Most modern keyboards that emulate the Hammond organ also include a Leslie simulator, including Hammond's own XK-3c and the Nord Electro. However, there is still a market for standalone simulators. Hughes & Kettner's Rotosphere has received good reviews for accurately producing the sound of a Leslie speaker with a tube amplifier. The Neo Ventilator has been particularly praised for its accuracy in emulating the sound of a Leslie. Sound on Sounds Mark Ashfield described it in 2011 as "quite simply the best Leslie speaker simulator to date", while a Keyboard Magazine reviewer was "blown away by how authentic the Ventilator sounds". In 2013, Hammond-Suzuki started manufacturing their own Leslie simulator in a stomp box.

==Notable users==

===Early adopters===
Leslie never advertised his speakers. After demonstrating a prototype with Bob Mitchell, an organist with radio station KFI in Los Angeles, a contract was made to install another prototype in the station's studios, where Mitchell would be the only organist authorized to use it. Mitchell was so impressed that he tried to patent the speaker, but discovered that he could not. Soon afterwards, Mitchell became an organist with the Mutual Broadcasting System, and played a Hammond with the Leslie on its shows, ensuring national exposure for the sound. The Leslie was subsequently a standard component of several notable jazz organists, including Jimmy Smith, Jack McDuff, Jimmy McGriff and Shirley Scott. Graham Bond was the first notable British organist to play a Hammond through a Leslie.

===Pioneering usages===
Although the Beatles are often credited as such, they were not the first to experiment with processing other sounds through a Leslie speaker. Producer Lou Adler had been experimenting with the technique as early as 1963, and one of the first recordings to feature vocals recorded through a Leslie speaker was the 1964 single "She Rides with Me", written by Beach Boys leader Brian Wilson and performed by singer Paul Petersen. According to Petersen, "I got a call from Lou Adler on New Years Eve 1963 in Las Vegas. He asked me to come to LA right away to cut a Brian Wilson song. When I got to RCA's studio, the track had already been cut by Brian. The only people there were Lou and two engineers. Lou rigged up the Leslie organ sound for the vocals, and that was it." Adler also used the effect on the simultaneously released "He Don't Love Me" by Shelley Fabares. Wilson himself used the effect on the guitar sound for the Beach Boys' July 1965 song "You're So Good to Me".

Although "She Rides with Me" was not a hit record, Leslie-processed sounds soon became a prominent feature of psychedelic music. The Beatles first recorded with a Leslie in June 1965 when George Harrison was overdubbing one of his lead guitar parts on "It's Only Love". According to author Andy Babiuk, the band's "Tomorrow Never Knows" (1966) marked the first time that a vocal was recorded using a microphone wired directly into the input of a Leslie, after John Lennon had asked for his voice to sound "as though I'm the Dalai Lama singing from the highest mountain top". They went on to use a Leslie throughout the sessions for Revolver in 1966.

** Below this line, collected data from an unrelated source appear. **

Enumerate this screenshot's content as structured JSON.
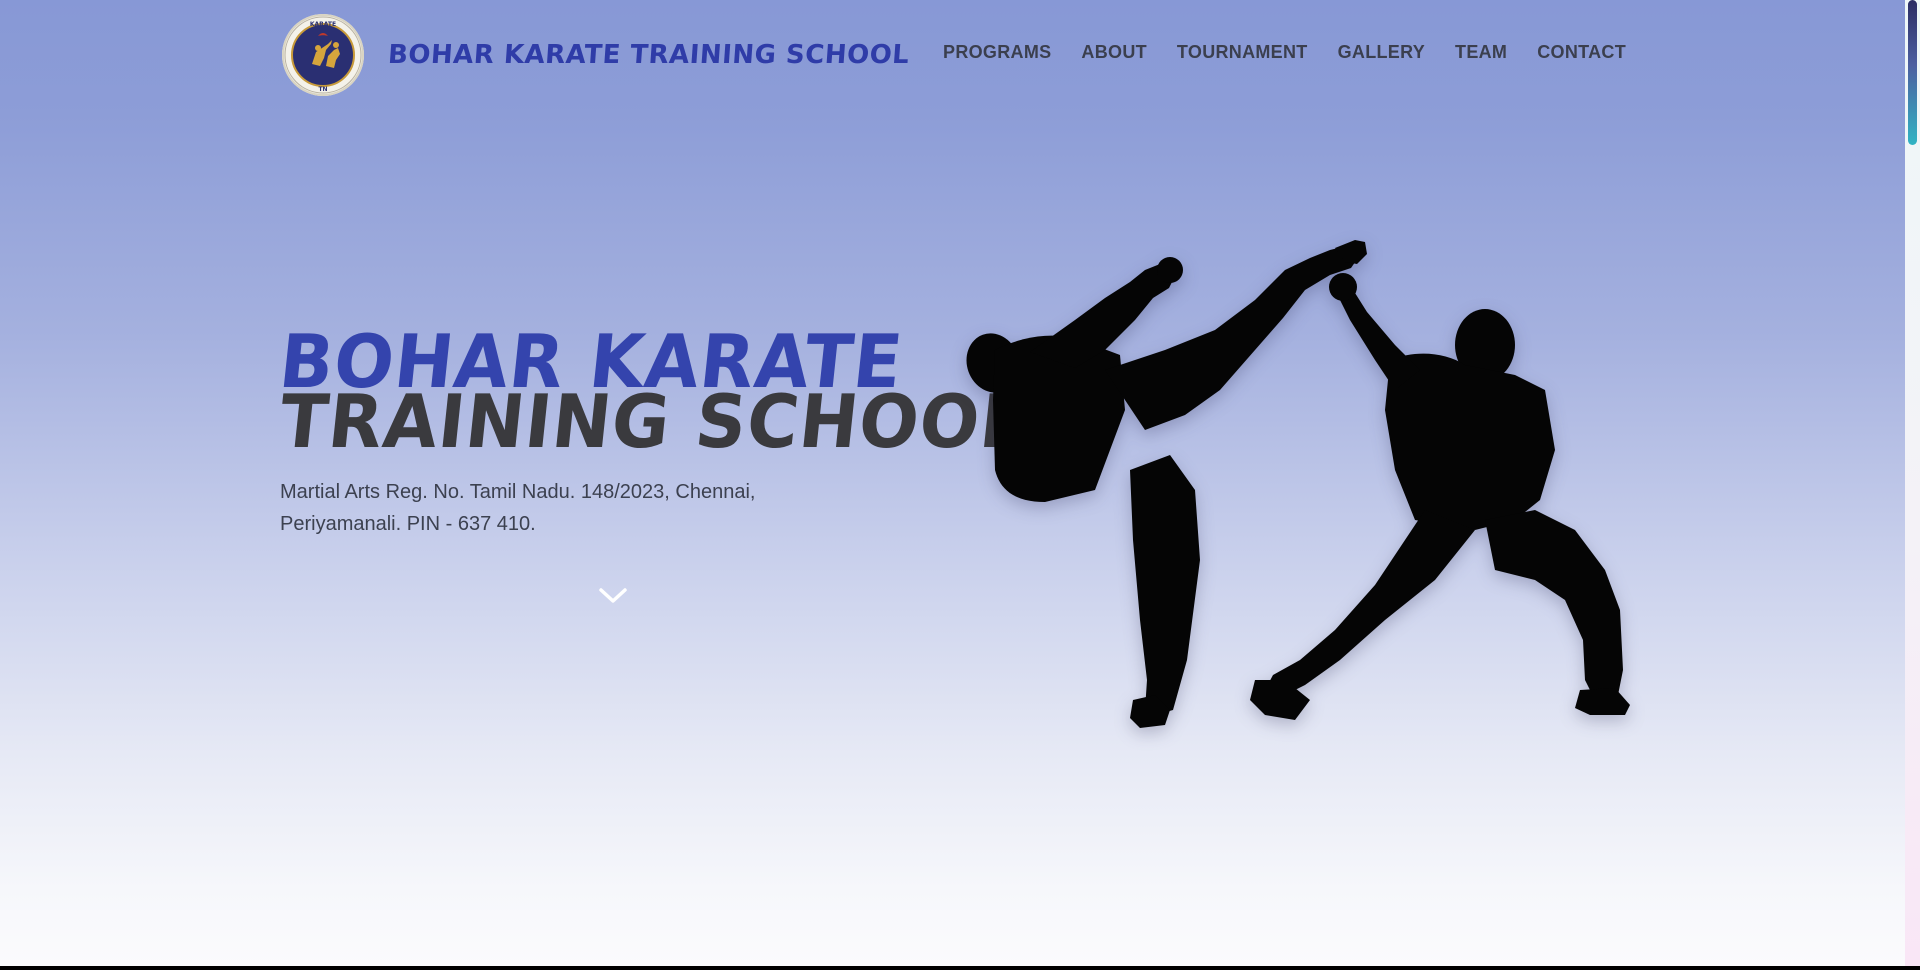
{
  "brand": {
    "name": "BOHAR KARATE TRAINING SCHOOL",
    "logo_icon": "karate-school-emblem-icon"
  },
  "nav": {
    "items": [
      {
        "label": "PROGRAMS"
      },
      {
        "label": "ABOUT"
      },
      {
        "label": "TOURNAMENT"
      },
      {
        "label": "GALLERY"
      },
      {
        "label": "TEAM"
      },
      {
        "label": "CONTACT"
      }
    ]
  },
  "hero": {
    "title_line1": "BOHAR KARATE",
    "title_line2": "TRAINING SCHOOL",
    "subtitle": "Martial Arts Reg. No. Tamil Nadu. 148/2023, Chennai, Periyamanali. PIN - 637 410.",
    "scroll_icon": "chevron-down-icon",
    "image_icon": "karate-fighters-silhouette"
  },
  "colors": {
    "brand_blue": "#2f3ca8",
    "hero_blue": "#3444ad",
    "hero_dark": "#3a3a3e",
    "nav_text": "#3b3f4e"
  }
}
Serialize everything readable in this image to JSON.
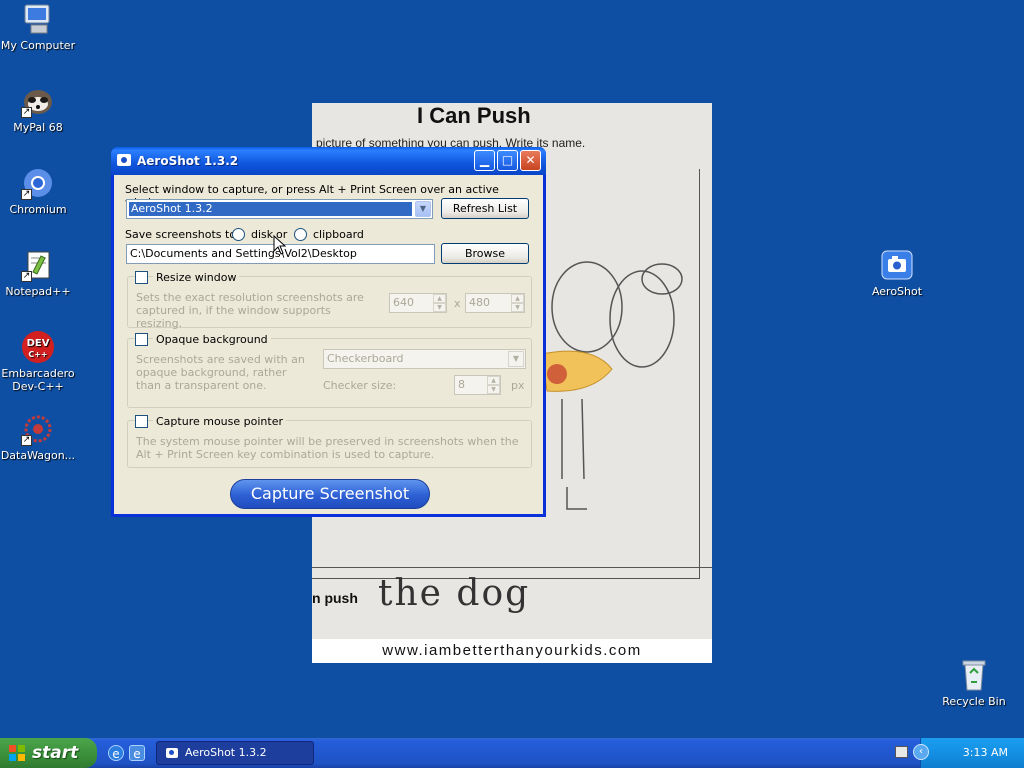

The Beatles inspired others to use the speaker. Harrison played through a Leslie in his guest appearance on Cream's song "Badge" (1969), and Richard Wright used a similar setup when recording with Pink Floyd.

During the Drum Corps International (DCI) 2026 marching season, the Bluecoats Drum and Bugle Corps utilized eight custom, self-contained on-field Leslie speaker rigs during key moments of their production titled "Gravity and Grace." Its inclusion in the show was considered an innovative and groundbreaking moment in DCI and marked the first time a Leslie speaker had been used on-field as part of a drum and bugle corps show.